Dachverband der Fanhilfen: Fußballfans sind schon heute enormen Polizeimaßnahmen und Grundrechtseinschränkungen durch die Polizei ausgesetzt. Martialische Polizeieinsätze, Einschränkungen von Bewegungs- und Reisefreiheit, permanente Kameraüberwachung und Hausdurchsuchungen sind bereits heftige Maßnahmen gegen Fans. Mit der Chatkontrolle soll die Polizei noch mehr Befugnisse erhalten und damit noch weiter in das Alltagsleben auch von Fans eindringen. Wir befürchten hier einen starken Gebrauch der Chatkontrolle gegen die Sub- und Jugendkultur von Fußballfans, der insbesondere angesichts abnehmender Straftaten in den Stadien einfach nicht vertretbar ist. Dadurch ist die freie und selbstbestimmte Fankultur, wie wir sie bislang kennen, direkt bedroht.

netzpolitik.org: Was soll die Bundesregierung jetzt unternehmen?

Dachverband der Fanhilfen: Die Bundesregierung muss die Bemühungen zur Einführung der Chatkontrolle umgehend stoppen. Dieses Instrument der Massenüberwachung darf nicht umgesetzt werden und widerspricht allen freiheitlichen Grundsätzen. Im EU-Rat fällt Deutschland als bevölkerungsreichstem Land eine entscheidende Rolle zu. Viele andere Länder orientieren sich an der deutschen Position. Und diese muss ein klares Stoppzeichen gegen die Chatkontrolle sein.

netzpolitik.org: Wie viele Leute haben das Thema bisher auf dem Schirm?

Dachverband der Fanhilfen: Das Thema hat unserer Meinung nach noch nicht die Aufmerksamkeit erhalten, die eigentlich angemessen ist. Alle Menschen in der EU wären von der Chatkontrolle betroffen, aber nur die wenigsten wissen von den geplanten Überwachungsmaßnahmen. Daher braucht es mehr Aufmerksamkeit und Aufklärung. Wir Fanhilfen wollen deshalb das Thema kritisch beleuchten und dafür sorgen, dass möglichst viele Fußballfans die Chatkontrolle ablehnen und ihre Stimme erheben.

netzpolitik.org: Warum ist es wichtig, politische Themen wie die Chatkontrolle ins Stadion zu tragen?

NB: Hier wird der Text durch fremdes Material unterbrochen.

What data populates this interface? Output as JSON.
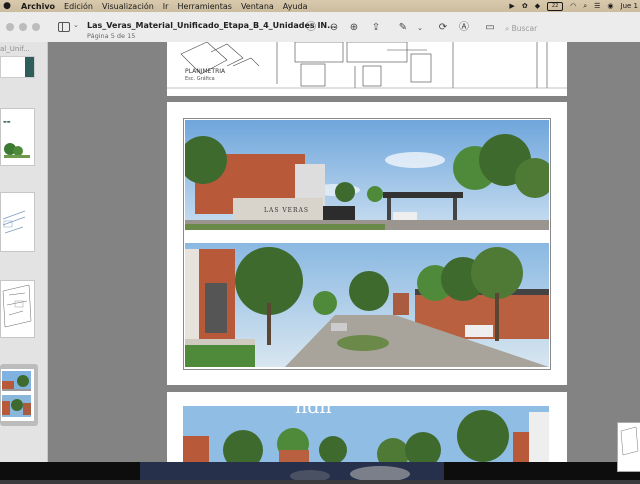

Dachverband der Fanhilfen: Der Dachverband der Fanhilfen folgt keiner Partei o. Ä., sondern ist Sprachrohr von Fußballfans. Willkürliche Überwachung und Repression gegen Fans sind im Stadion an der Tagesordnung. Durch intensive Aufklärungsarbeit von uns als Fanhilfen sind bereits viele Fans sensibilisiert für Themen rund um Überwachung und Freiheitsrechte. Da geht aber noch deutlich mehr. Wir müssen den Druck aus den Fanszenen erhöhen, sonst werden die Fans zum Spielball der Polizei.